As distribuidoras da Eletrobras já receberam 4,4 bilhões em empréstimos da RGR. A Câmara de Comercialização de Energia Elétrica (CCEE) alertou a Aneel em junho que faltariam recursos para bancar as empresas até o final de 2018.
As ações movidas mais recentemente contra a CDE questionam a disparada do encargo, que custeia subsídios, após o governo ter ampliado por meio de decretos nos últimos anos o número de iniciativas e programas bancados pela conta, lembrou o advogado do escritório Demarest para energia, Pedro Dante.
Embora os empréstimos às distribuidoras saiam oficialmente da RGR, a Aneel propõe aumentar o encargo que abastece a CDE porque contava com uma sobra de fundos da primeira conta que não vai mais se concretizar.
Dante disse que as ações contra a CDE são um precedente para que consumidores insatisfeitos possam questionar na Justiça se a Aneel poderia aumentar o encargo para custear a operação das distribuidoras.
"A discussão sobre a CDE já está muito judicializada, há consumidores processando a União faz tempo... aconteceu no passado e a tendência é que aconteça de novo. O consumidor pode entrar com uma ação em que ele questione e peça a suspensão desse repasse", explicou.
As primeiras liminares judiciais para reduzir custos com o encargo foram abertas pela Associação Brasileira dos Grandes Consumidores Industriais de Energia (Abrace), que tem entre os membros grandes empresas como Alcoa e Braskem, por exemplo.

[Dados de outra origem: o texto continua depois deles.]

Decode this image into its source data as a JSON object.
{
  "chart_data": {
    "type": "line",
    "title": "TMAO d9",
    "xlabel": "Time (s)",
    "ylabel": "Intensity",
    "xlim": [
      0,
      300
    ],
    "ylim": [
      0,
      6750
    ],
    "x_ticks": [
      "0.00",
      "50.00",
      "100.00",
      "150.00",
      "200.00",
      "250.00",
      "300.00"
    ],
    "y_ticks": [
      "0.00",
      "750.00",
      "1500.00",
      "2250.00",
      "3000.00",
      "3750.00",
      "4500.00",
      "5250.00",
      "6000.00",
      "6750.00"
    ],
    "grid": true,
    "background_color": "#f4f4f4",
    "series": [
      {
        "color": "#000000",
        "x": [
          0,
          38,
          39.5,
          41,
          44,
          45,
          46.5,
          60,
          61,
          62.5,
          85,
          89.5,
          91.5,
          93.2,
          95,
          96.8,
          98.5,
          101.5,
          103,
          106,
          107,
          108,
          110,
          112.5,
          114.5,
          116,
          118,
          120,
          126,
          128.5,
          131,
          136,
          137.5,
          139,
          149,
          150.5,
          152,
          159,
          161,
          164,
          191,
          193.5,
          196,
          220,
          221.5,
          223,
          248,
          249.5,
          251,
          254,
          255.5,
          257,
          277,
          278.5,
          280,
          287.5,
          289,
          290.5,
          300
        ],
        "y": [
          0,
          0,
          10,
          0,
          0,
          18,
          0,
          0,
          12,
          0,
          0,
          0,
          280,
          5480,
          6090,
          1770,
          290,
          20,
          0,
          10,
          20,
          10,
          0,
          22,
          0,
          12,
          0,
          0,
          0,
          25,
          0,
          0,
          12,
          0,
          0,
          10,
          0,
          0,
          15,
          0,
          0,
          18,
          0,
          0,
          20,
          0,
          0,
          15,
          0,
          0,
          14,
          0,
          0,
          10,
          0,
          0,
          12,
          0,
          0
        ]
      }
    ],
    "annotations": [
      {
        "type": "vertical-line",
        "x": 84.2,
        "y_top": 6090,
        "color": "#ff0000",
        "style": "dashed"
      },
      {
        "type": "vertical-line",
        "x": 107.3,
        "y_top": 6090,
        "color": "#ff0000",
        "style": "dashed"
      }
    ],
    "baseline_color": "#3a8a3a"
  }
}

O presidente da entidade, Edvaldo Santana, que já foi diretor da Aneel, chegou a comentar em seu perfil no Facebook na quarta-feira que a proposta de aumentar encargos devido ao atraso nas privatizações poderia ser ilegal.
"A CDE pode ser utilizada, em lugar da RGR e sem autorização do Congresso, para tapar os rombos das distribuidoras do grupo Eletrobras? Acho que não... se eu estiver certo, é ilegal a proposta da Aneel de repassar para os consumidores mais uma continha", escreveu.
A Eletrobras só conseguiu privatizar até o momento a Cepisa, do Piauí, adquirida pela Equatorial Energia. As vendas de empresas do Acre, Alagoas, Amazonas, Roraima e Rondônia dependem da aprovação de um projeto de lei em tramitação no Senado, mas o texto enfrenta resistência até por parte de senadores do MDB, partido do presidente Temer.
O leilão das distribuidoras está previsto para 30 de agosto, mas especialistas avaliam que é grande a chance de fracasso ou mesmo adiamento se o projeto não tiver sido aprovado até lá, uma vez que a matéria legislativa solucionaria passivos das empresas com fundos setoriais.